Department of Internal Medicine, Division of Nephrology, Cerrahpasa Medical Faculty, Istanbul University, Istanbul, Turkey.
Nephrol Dial Transplant. 2012 May;27(5):2101-7. doi: 10.1093/ndt/gfr558. Epub 2011 Sep 29.
Cardiovascular disease is the leading cause of mortality among renal transplant recipients. In the general population, coronary artery calcification (CAC) and progression of CAC are predictors of future cardiac risk. We conducted a study to determine the progression of CAC in renal transplant recipients; we also examined the factors associated with progression and the impact of the analytic methods used to determine CAC progression.

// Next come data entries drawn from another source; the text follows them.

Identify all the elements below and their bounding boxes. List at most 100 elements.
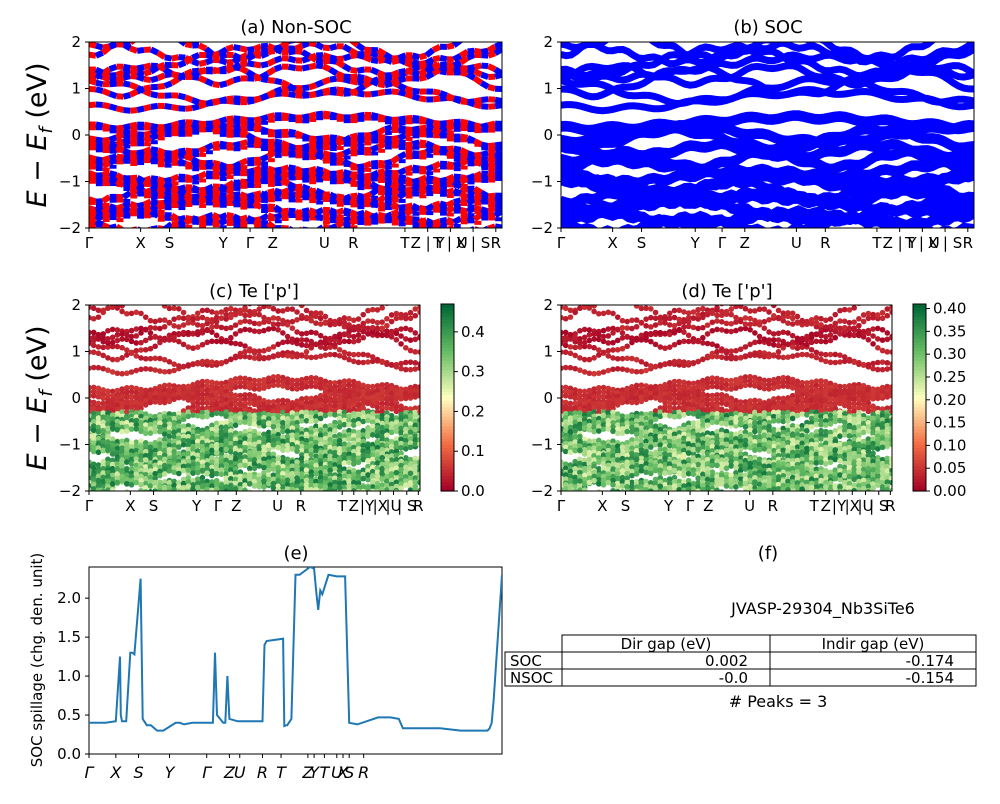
band-segment: [172, 153, 179, 154]
projection-point: [356, 338, 362, 344]
band-segment: [261, 46, 268, 47]
projection-point: [356, 324, 362, 330]
band-segment: [433, 58, 440, 60]
band-segment: [419, 128, 426, 129]
panel-c-ylabel: E − Ef (eV): [22, 326, 57, 471]
projection-point: [304, 331, 310, 337]
band-segment: [240, 48, 247, 50]
projection-point: [152, 343, 158, 349]
band-segment: [399, 78, 406, 80]
panel-a-ylabel: E − Ef (eV): [22, 63, 57, 208]
band-segment: [406, 144, 413, 145]
projection-point: [360, 312, 366, 318]
projection-point: [148, 366, 154, 372]
band-segment: [268, 115, 275, 117]
projection-point: [115, 327, 121, 333]
projection-point: [181, 364, 187, 370]
projection-point: [342, 315, 348, 321]
band-segment: [185, 44, 192, 45]
band-segment: [192, 164, 199, 165]
band-segment: [371, 53, 378, 55]
band-segment: [103, 158, 110, 160]
band-segment: [413, 142, 420, 144]
band-segment: [357, 213, 364, 215]
band-segment: [268, 61, 275, 64]
band-segment: [474, 104, 481, 106]
projection-point: [408, 327, 414, 333]
band-segment: [192, 106, 199, 108]
band-segment: [151, 49, 158, 52]
projection-point: [242, 318, 248, 324]
band-segment: [461, 70, 468, 71]
band-segment: [185, 200, 192, 202]
band-segment: [474, 100, 481, 101]
projection-point: [162, 324, 168, 330]
band-segment: [406, 71, 413, 72]
projection-point: [256, 312, 262, 318]
band-segment: [488, 53, 495, 55]
band-segment: [123, 204, 130, 206]
band-segment: [309, 191, 316, 193]
band-segment: [144, 138, 151, 140]
projection-point: [351, 359, 357, 365]
band-segment: [151, 184, 158, 185]
band-segment: [447, 164, 454, 165]
projection-point: [360, 329, 366, 335]
projection-point: [138, 367, 144, 373]
band-segment: [433, 99, 440, 100]
projection-point: [233, 331, 239, 337]
band-segment: [172, 191, 179, 193]
band-segment: [364, 78, 371, 81]
projection-point: [171, 316, 177, 322]
band-segment: [371, 215, 378, 219]
band-segment: [316, 82, 323, 85]
band-segment: [275, 215, 282, 217]
panel-e-ylabel: SOC spillage (chg. den. unit): [28, 553, 46, 768]
band-segment: [254, 77, 261, 78]
x-tick-label: Γ: [246, 234, 255, 252]
band-segment: [234, 182, 241, 183]
band-segment: [426, 59, 433, 63]
band-segment: [337, 74, 344, 77]
band-segment: [330, 79, 337, 80]
projection-point: [209, 359, 215, 365]
band-segment: [309, 94, 316, 95]
band-segment: [413, 191, 420, 193]
projection-point: [389, 406, 395, 412]
band-segment: [426, 167, 433, 170]
y-tick-label: 1: [71, 80, 81, 98]
projection-point: [285, 353, 291, 359]
band-segment: [247, 55, 254, 59]
projection-point: [176, 306, 182, 312]
band-segment: [309, 56, 316, 60]
band-segment: [468, 51, 475, 52]
projection-point: [129, 295, 135, 301]
projection-point: [365, 359, 371, 365]
projection-point: [275, 382, 281, 388]
band-segment: [357, 45, 364, 50]
band-segment: [234, 78, 241, 80]
projection-point: [375, 460, 381, 466]
band-segment: [261, 156, 268, 159]
band-segment: [275, 142, 282, 143]
band-segment: [296, 212, 303, 215]
band-segment: [378, 73, 385, 76]
projection-point: [167, 320, 173, 326]
band-segment: [123, 141, 130, 143]
band-segment: [419, 142, 426, 143]
x-tick-label: X: [135, 234, 145, 252]
x-tick-label: T: [871, 234, 882, 252]
projection-point: [105, 448, 111, 454]
band-segment: [282, 82, 289, 85]
band-segment: [495, 49, 502, 53]
panel-c-title: (c) Te ['p']: [209, 281, 299, 302]
band-segment: [406, 168, 413, 170]
x-tick-label: Y: [218, 234, 229, 252]
projection-point: [190, 317, 196, 323]
x-tick-label: Z: [268, 234, 278, 252]
band-segment: [385, 60, 392, 62]
band-segment: [406, 89, 413, 91]
band-segment: [337, 199, 344, 201]
projection-point: [148, 346, 154, 352]
band-segment: [178, 63, 185, 66]
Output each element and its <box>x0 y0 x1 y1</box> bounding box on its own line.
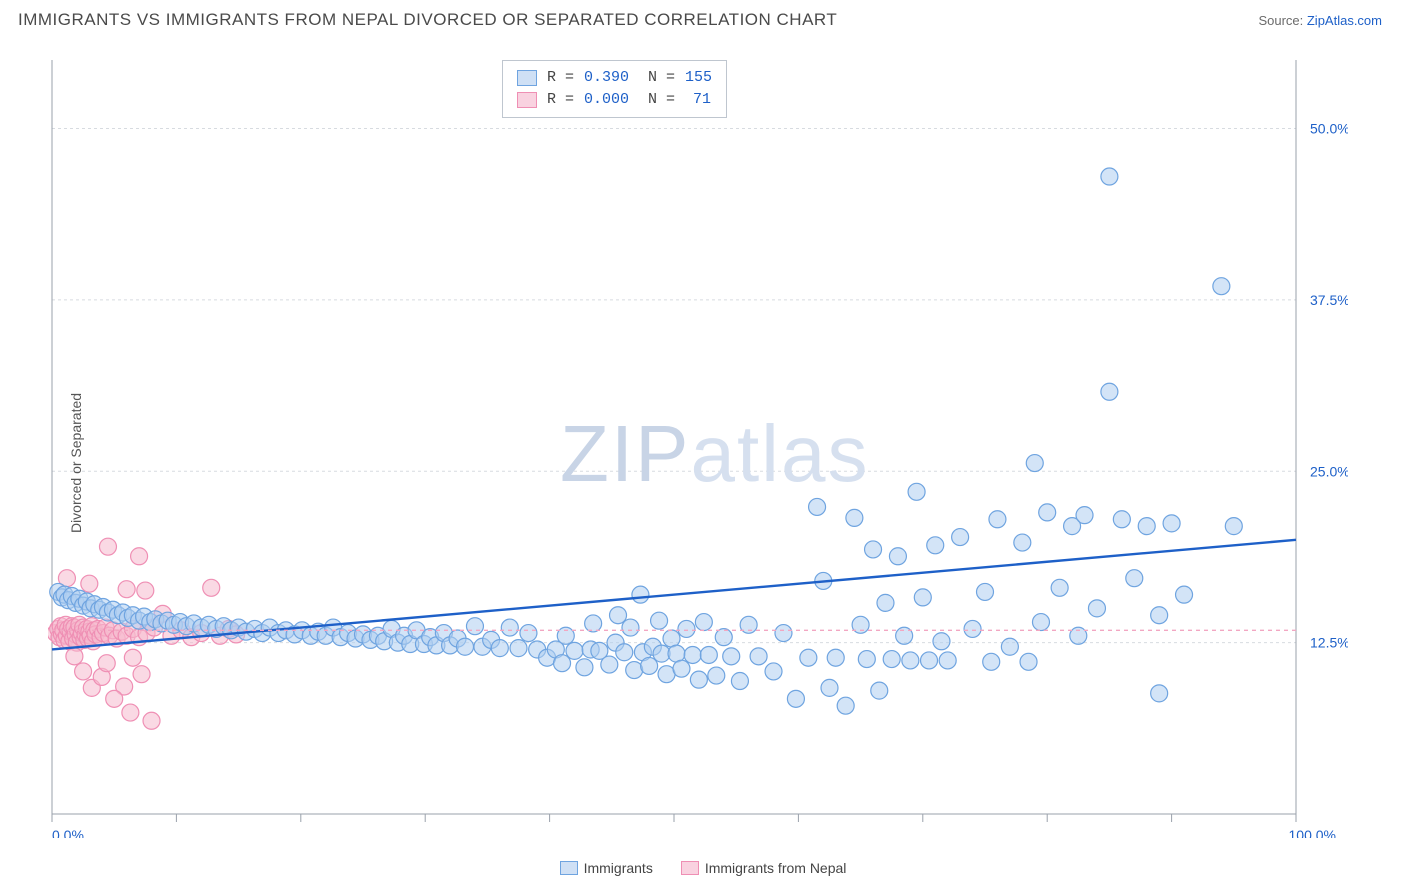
scatter-chart: 12.5% 25.0% 37.5% 50.0% 0.0% 100.0% <box>48 48 1348 838</box>
series-legend-item-0: Immigrants <box>560 860 653 876</box>
plot-area: Divorced or Separated 12.5%25.0%37.5%50.… <box>0 38 1406 888</box>
legend-swatch-blue <box>517 70 537 86</box>
svg-text:12.5%: 12.5% <box>1310 635 1348 651</box>
legend-row-immigrants: R = 0.390 N = 155 <box>517 67 712 89</box>
svg-text:100.0%: 100.0% <box>1289 827 1336 838</box>
legend-r-label: R = <box>547 67 574 89</box>
correlation-legend: R = 0.390 N = 155 R = 0.000 N = 71 <box>502 60 727 118</box>
svg-text:37.5%: 37.5% <box>1310 292 1348 308</box>
series-label-0: Immigrants <box>584 860 653 876</box>
source-label: Source: ZipAtlas.com <box>1258 13 1382 28</box>
svg-text:25.0%: 25.0% <box>1310 463 1348 479</box>
chart-title: IMMIGRANTS VS IMMIGRANTS FROM NEPAL DIVO… <box>18 10 837 30</box>
legend-swatch-pink <box>517 92 537 108</box>
source-link[interactable]: ZipAtlas.com <box>1307 13 1382 28</box>
series-legend-item-1: Immigrants from Nepal <box>681 860 847 876</box>
legend-n-label: N = <box>639 67 675 89</box>
legend-swatch-blue <box>560 861 578 875</box>
legend-r-label: R = <box>547 89 574 111</box>
legend-r-value-0: 0.390 <box>584 67 629 89</box>
series-legend: Immigrants Immigrants from Nepal <box>0 860 1406 876</box>
source-prefix: Source: <box>1258 13 1306 28</box>
legend-n-label: N = <box>639 89 675 111</box>
svg-text:50.0%: 50.0% <box>1310 121 1348 137</box>
legend-swatch-pink <box>681 861 699 875</box>
legend-r-value-1: 0.000 <box>584 89 629 111</box>
legend-n-value-0: 155 <box>685 67 712 89</box>
series-label-1: Immigrants from Nepal <box>705 860 847 876</box>
svg-text:0.0%: 0.0% <box>52 827 84 838</box>
legend-row-nepal: R = 0.000 N = 71 <box>517 89 712 111</box>
legend-n-value-1: 71 <box>685 89 711 111</box>
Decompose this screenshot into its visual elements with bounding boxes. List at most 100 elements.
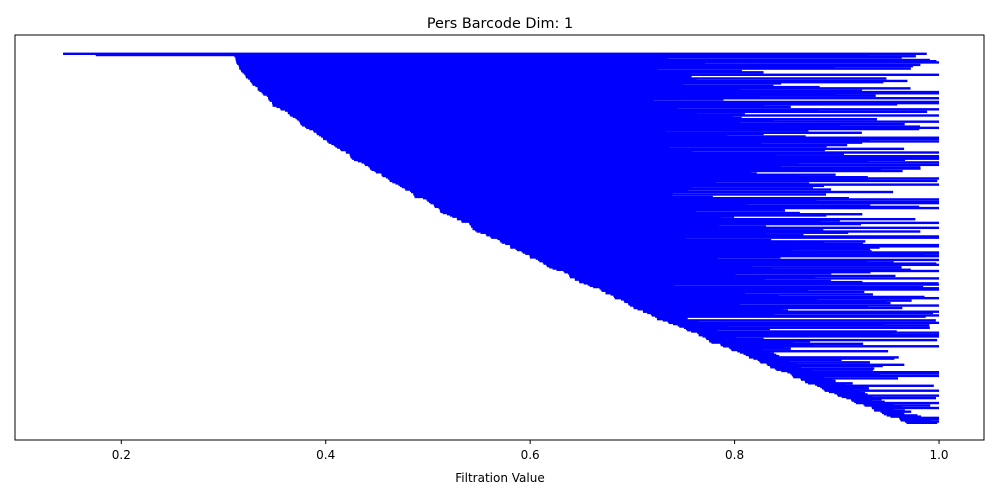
barcode-bar — [439, 208, 784, 211]
barcode-bar — [610, 293, 873, 296]
barcode-bar — [790, 372, 940, 375]
barcode-bar — [446, 213, 863, 216]
barcode-bar — [300, 122, 905, 126]
barcode-bar — [515, 247, 871, 250]
x-tick-label: 1.0 — [929, 448, 948, 462]
barcode-bar — [422, 196, 849, 200]
barcode-bar — [882, 411, 903, 415]
barcode-bar — [257, 87, 911, 90]
barcode-bar — [268, 98, 724, 101]
barcode-bar — [633, 306, 903, 310]
barcode-bar — [472, 226, 940, 230]
barcode-bar — [290, 114, 940, 117]
barcode-bar — [871, 406, 940, 410]
barcode-bar — [430, 201, 940, 205]
barcode-bar — [251, 80, 884, 84]
barcode-bar — [289, 113, 745, 116]
barcode-bar — [235, 56, 902, 59]
barcode-bar — [801, 378, 832, 381]
barcode-bar — [828, 390, 860, 394]
barcode-bar — [257, 85, 820, 89]
barcode-bar — [440, 210, 696, 213]
barcode-bar — [63, 52, 927, 55]
barcode-bar — [236, 60, 937, 63]
barcode-bar — [471, 225, 767, 228]
barcode-bar — [730, 347, 791, 350]
barcode-bar — [323, 137, 940, 141]
barcode-bar — [247, 77, 887, 80]
barcode-bar — [906, 421, 938, 424]
barcode-bar — [633, 305, 868, 308]
barcode-bar — [593, 285, 924, 289]
plot-frame — [14, 34, 985, 441]
barcode-bar — [651, 314, 940, 317]
barcode-bar — [271, 100, 940, 104]
barcode-bar — [574, 277, 940, 280]
barcode-bar — [476, 230, 921, 233]
barcode-bar — [769, 364, 883, 368]
barcode-bar — [642, 309, 789, 312]
barcode-bar — [414, 194, 673, 197]
barcode-bar — [438, 206, 940, 210]
barcode-bar — [587, 283, 940, 286]
barcode-bar — [628, 303, 740, 306]
barcode-bar — [272, 101, 940, 105]
barcode-bar — [442, 211, 800, 215]
barcode-bar — [245, 76, 692, 79]
barcode-bar — [469, 221, 940, 225]
barcode-bar — [874, 409, 905, 412]
barcode-bar — [236, 61, 940, 64]
barcode-bar — [252, 83, 684, 86]
barcode-bar — [569, 275, 816, 279]
barcode-bar — [800, 377, 899, 380]
x-tick-label: 0.8 — [725, 448, 744, 462]
barcode-bar — [395, 182, 810, 185]
barcode-bar — [354, 158, 906, 162]
barcode-bar — [613, 294, 780, 297]
barcode-bar — [95, 53, 869, 57]
barcode-bar — [883, 412, 905, 416]
barcode-bar — [357, 159, 869, 163]
barcode-bar — [439, 209, 785, 212]
barcode-bar — [262, 92, 940, 95]
barcode-bar — [321, 135, 806, 138]
barcode-bar — [295, 116, 742, 120]
barcode-bar — [486, 234, 804, 237]
barcode-bar — [298, 119, 774, 122]
barcode-bar — [706, 337, 764, 341]
barcode-bar — [614, 296, 940, 300]
barcode-bar — [569, 273, 736, 276]
barcode-bar — [793, 375, 824, 379]
barcode-bar — [287, 110, 928, 114]
barcode-bar — [252, 82, 782, 85]
barcode-bar — [398, 183, 940, 186]
barcode-bar — [389, 178, 869, 181]
barcode-bar — [863, 403, 895, 406]
barcode-bar — [613, 295, 925, 299]
barcode-bar — [345, 150, 693, 153]
barcode-bar — [599, 287, 940, 290]
barcode-bar — [250, 79, 908, 83]
barcode-bar — [287, 111, 698, 115]
barcode-bar — [405, 188, 832, 191]
barcode-bar — [791, 373, 880, 376]
barcode-bar — [241, 69, 742, 73]
barcode-bar — [808, 382, 853, 385]
barcode-bar — [637, 308, 784, 311]
barcode-bar — [890, 415, 922, 418]
barcode-bar — [340, 147, 905, 151]
barcode-bar — [255, 84, 774, 88]
x-axis-title: Filtration Value — [455, 471, 544, 485]
barcode-bar — [711, 341, 794, 344]
barcode-bar — [753, 357, 895, 360]
barcode-bar — [313, 129, 809, 132]
barcode-bar — [284, 109, 819, 112]
barcode-bar — [673, 322, 885, 326]
barcode-bar — [427, 199, 817, 202]
barcode-bar — [568, 272, 832, 275]
barcode-bar — [886, 414, 918, 417]
barcode-bar — [743, 352, 775, 355]
barcode-bar — [731, 348, 763, 352]
barcode-bar — [237, 62, 705, 65]
barcode-bar — [345, 151, 940, 154]
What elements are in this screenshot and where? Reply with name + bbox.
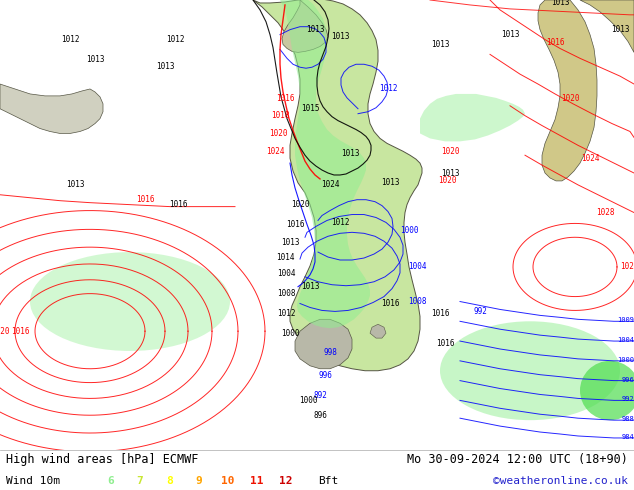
Text: 1016: 1016 <box>276 95 294 103</box>
Text: 1016: 1016 <box>169 200 187 209</box>
Text: 9: 9 <box>195 476 202 486</box>
Text: 1020: 1020 <box>269 129 287 138</box>
Text: 1016: 1016 <box>11 327 30 336</box>
Text: 996: 996 <box>621 377 634 383</box>
Text: 1013: 1013 <box>501 30 519 39</box>
Polygon shape <box>280 0 370 328</box>
Text: 1020: 1020 <box>437 176 456 185</box>
Text: ©weatheronline.co.uk: ©weatheronline.co.uk <box>493 476 628 486</box>
Polygon shape <box>580 0 634 52</box>
Ellipse shape <box>580 361 634 420</box>
Text: 1012: 1012 <box>165 35 184 44</box>
Text: 1013: 1013 <box>381 178 399 187</box>
Text: 1012: 1012 <box>331 218 349 227</box>
Ellipse shape <box>440 321 620 420</box>
Text: 1016: 1016 <box>136 195 154 204</box>
Text: 1013: 1013 <box>86 55 104 64</box>
Ellipse shape <box>30 252 230 351</box>
Text: 1016: 1016 <box>286 220 304 229</box>
Text: 1000: 1000 <box>400 226 418 235</box>
Text: 1028: 1028 <box>596 208 614 217</box>
Text: 1016: 1016 <box>436 339 454 347</box>
Text: 1013: 1013 <box>430 40 450 49</box>
Polygon shape <box>370 324 386 338</box>
Text: 1020: 1020 <box>0 327 10 336</box>
Text: 988: 988 <box>621 416 634 422</box>
Text: 992: 992 <box>473 307 487 316</box>
Text: 1020: 1020 <box>291 200 309 209</box>
Text: 1012: 1012 <box>378 84 398 94</box>
Polygon shape <box>253 0 422 371</box>
Text: 1012: 1012 <box>277 309 295 318</box>
Text: 10: 10 <box>221 476 235 486</box>
Text: 1016: 1016 <box>381 299 399 308</box>
Text: 1024: 1024 <box>581 154 599 163</box>
Polygon shape <box>295 319 352 369</box>
Text: 1013: 1013 <box>156 62 174 71</box>
Polygon shape <box>0 84 103 133</box>
Text: 1014: 1014 <box>276 252 294 262</box>
Text: 892: 892 <box>313 391 327 400</box>
Text: 896: 896 <box>313 411 327 420</box>
Text: 8: 8 <box>166 476 172 486</box>
Polygon shape <box>420 94 525 142</box>
Text: 996: 996 <box>318 371 332 380</box>
Text: 1013: 1013 <box>281 238 299 246</box>
Text: 6: 6 <box>108 476 114 486</box>
Text: 992: 992 <box>621 396 634 402</box>
Text: 1004: 1004 <box>617 337 634 343</box>
Text: 1012: 1012 <box>61 35 79 44</box>
Text: 1000: 1000 <box>299 396 317 405</box>
Text: Wind 10m: Wind 10m <box>6 476 60 486</box>
Text: 1013: 1013 <box>66 180 84 189</box>
Text: 7: 7 <box>137 476 143 486</box>
Text: 1008: 1008 <box>277 289 295 298</box>
Text: 1000: 1000 <box>281 329 299 338</box>
Text: 1024: 1024 <box>321 180 339 189</box>
Text: Bft: Bft <box>318 476 339 486</box>
Text: 1024: 1024 <box>266 147 284 156</box>
Text: High wind areas [hPa] ECMWF: High wind areas [hPa] ECMWF <box>6 453 198 466</box>
Text: 1018: 1018 <box>271 111 289 120</box>
Text: 1020: 1020 <box>441 147 459 156</box>
Text: 11: 11 <box>250 476 264 486</box>
Text: 1000: 1000 <box>617 357 634 363</box>
Text: 1013: 1013 <box>551 0 569 7</box>
Text: Mo 30-09-2024 12:00 UTC (18+90): Mo 30-09-2024 12:00 UTC (18+90) <box>407 453 628 466</box>
Text: 1016: 1016 <box>430 309 450 318</box>
Text: 1008: 1008 <box>408 297 427 306</box>
Text: 1004: 1004 <box>408 263 427 271</box>
Text: 1009: 1009 <box>617 318 634 323</box>
Text: 1016: 1016 <box>546 38 564 47</box>
Text: 1013: 1013 <box>306 25 324 34</box>
Text: 1024: 1024 <box>620 263 634 271</box>
Text: 998: 998 <box>323 348 337 357</box>
Text: 1015: 1015 <box>301 104 320 113</box>
Text: 1004: 1004 <box>277 270 295 278</box>
Polygon shape <box>538 0 597 181</box>
Text: 1013: 1013 <box>331 32 349 41</box>
Text: 1013: 1013 <box>301 282 320 291</box>
Text: 984: 984 <box>621 434 634 440</box>
Text: 1020: 1020 <box>560 95 579 103</box>
Text: 1013: 1013 <box>340 149 359 158</box>
Text: 12: 12 <box>279 476 293 486</box>
Text: 1013: 1013 <box>611 25 630 34</box>
Polygon shape <box>282 0 328 52</box>
Text: 1013: 1013 <box>441 169 459 177</box>
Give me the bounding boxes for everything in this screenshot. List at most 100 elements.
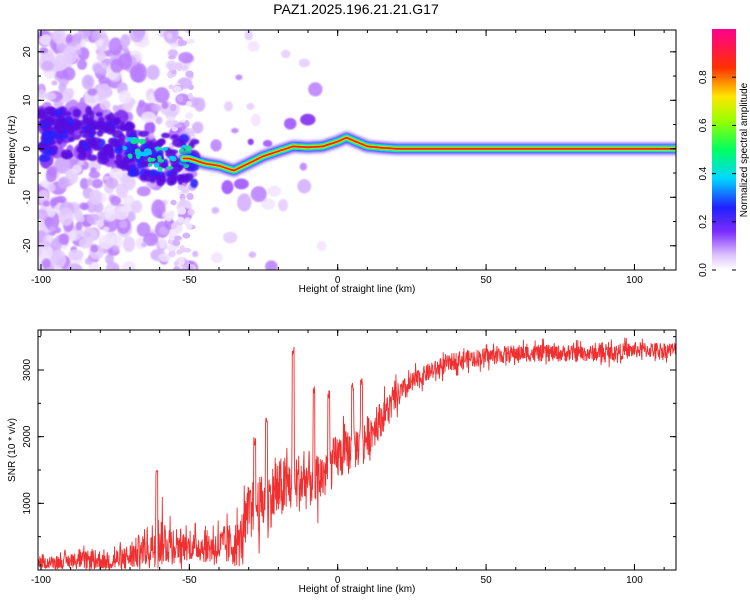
spectrogram-cell xyxy=(300,113,316,126)
spectrogram-cell xyxy=(138,99,145,108)
spectrogram-cell xyxy=(185,38,195,44)
spectrogram-cell xyxy=(158,226,169,236)
y-tick-label: 1000 xyxy=(22,492,33,515)
spectrogram-cell xyxy=(71,164,83,174)
spectrogram-cell xyxy=(166,116,175,121)
spectrogram-cell xyxy=(182,232,191,239)
spectrogram-cell xyxy=(193,97,206,112)
spectrogram-cell xyxy=(104,211,111,220)
spectrogram-cell xyxy=(148,169,159,177)
spectrogram-cell xyxy=(61,111,72,117)
spectrogram-cell xyxy=(168,64,177,71)
spectrogram-cell xyxy=(134,148,141,153)
spectrogram-cell xyxy=(189,130,195,137)
spectrogram-cell xyxy=(127,153,133,158)
spectrogram-cell xyxy=(121,261,136,270)
spectrogram-cell xyxy=(105,125,116,135)
spectrogram-cell xyxy=(39,47,48,54)
spectrogram-cell xyxy=(108,37,123,56)
spectrogram-cell xyxy=(42,200,50,207)
spectrogram-cell xyxy=(157,166,163,172)
spectrogram-cell xyxy=(161,101,169,109)
spectrogram-cell xyxy=(122,100,133,112)
spectrogram-cell xyxy=(95,111,103,118)
spectrogram-cell xyxy=(109,167,123,180)
spectrogram-cell xyxy=(120,34,131,48)
spectrogram-cell xyxy=(143,232,159,247)
spectrogram-cell xyxy=(186,192,194,200)
spectrogram-cell xyxy=(72,121,80,132)
spectrogram-cell xyxy=(116,182,129,199)
x-tick-label: 100 xyxy=(626,275,643,286)
spectrogram-cell xyxy=(248,251,257,258)
spectrogram-cell xyxy=(183,247,192,253)
spectrogram-cell xyxy=(166,149,179,155)
y-tick-label: 0 xyxy=(22,146,33,152)
colorbar-tick-label: 0.8 xyxy=(698,70,709,84)
spectrogram-cell xyxy=(45,125,52,131)
spectrogram-cell xyxy=(171,126,178,132)
spectrogram-cell xyxy=(173,123,183,128)
spectrogram-cell xyxy=(62,121,71,131)
spectrogram-cell xyxy=(38,209,49,220)
spectrogram-cell xyxy=(96,83,112,100)
spectrogram-cell xyxy=(283,117,297,130)
spectrogram-cell xyxy=(112,245,120,252)
spectrogram-cell xyxy=(38,113,50,120)
spectrogram-cell xyxy=(146,64,160,80)
spectrogram-frame xyxy=(37,29,677,271)
spectrogram-cell xyxy=(161,147,169,151)
spectrogram-cell xyxy=(221,180,234,195)
spectrogram-cell xyxy=(155,146,163,151)
colorbar-tick-label: 0.2 xyxy=(698,214,709,228)
spectrogram-cell xyxy=(161,132,171,139)
snr-ticks: -100 -50 0 50 100 1000 2000 3000 xyxy=(22,330,676,586)
spectrogram-cell xyxy=(165,214,172,222)
spectrogram-cell xyxy=(63,45,78,65)
spectrogram-cell xyxy=(91,178,103,189)
spectrogram-cell xyxy=(173,261,180,266)
spectrogram-cell xyxy=(179,193,186,201)
x-tick-label: 0 xyxy=(335,275,341,286)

We used multi-detector computed tomography to examine CAC in 150 prevalent renal transplant recipients, who did not have a documented cardiovascular disease. A baseline and a follow-up scan were performed and changes in CAC scores were evaluated in each patient individually, to calculate the incidence of CAC progression. Multivariate logistic regression analysis was used to evaluate the determinants of CAC progression.
Baseline CAC prevalence was 35.3% and the mean CAC score was 60.0 ± 174.8. At follow-up scan that was performed after an average of 2.8 ± 0.4 years, CAC prevalence increased to 64.6% and the mean CAC score to 94.9 ± 245.7. Progression of individual CAC score was found between 28.0 and 38.0%, depending on the method used to define progression. In patients with baseline CAC, median annualized rate of CAC progression was 11.1. Baseline CAC, high triglyceride and bisphosphonate use were the independent determinants of CAC progression.
Renal transplantation does not stop or reverse CAC. Progression of CAC is the usual evolution pattern of CAC in renal transplant recipients. Beside baseline CAC, high triglyceride level and bisphosphonate use were associated with progression of CAC.
心血管疾病是肾移植受者死亡的主要原因。在普通人群中,冠状动脉钙化(CAC)和 CAC 的进展是未来心脏风险的预测指标。我们进行了一项研究,以确定肾移植受者 CAC 的进展情况;我们还研究了与 CAC 进展相关的因素以及用于确定 CAC 进展的分析方法的影响。
我们使用多探测器计算机断层扫描检查了 150 例无心血管疾病记录的现患肾移植受者的 CAC。进行了基线和随访扫描,并对每位患者的 CAC 评分变化进行了评估,以计算 CAC 进展的发生率。使用多变量逻辑回归分析评估 CAC 进展的决定因素。
基线 CAC 的患病率为 35.3%,平均 CAC 评分为 60.0 ± 174.8。在平均 2.8 ± 0.4 年后进行的随访扫描中,CAC 的患病率增加到 64.6%,平均 CAC 评分为 94.9 ± 245.7。根据用于定义进展的方法不同,个体 CAC 评分的进展情况在 28.0%至 38.0%之间。在基线 CAC 的患者中,CAC 进展的中位年率为 11.1。基线 CAC、高甘油三酯和双膦酸盐的使用是 CAC 进展的独立决定因素。
肾移植并不能阻止或逆转 CAC。CAC 的进展是肾移植受者 CAC 的常见演变模式。除了基线 CAC 外,高甘油三酯水平和双膦酸盐的使用与 CAC 的进展有关。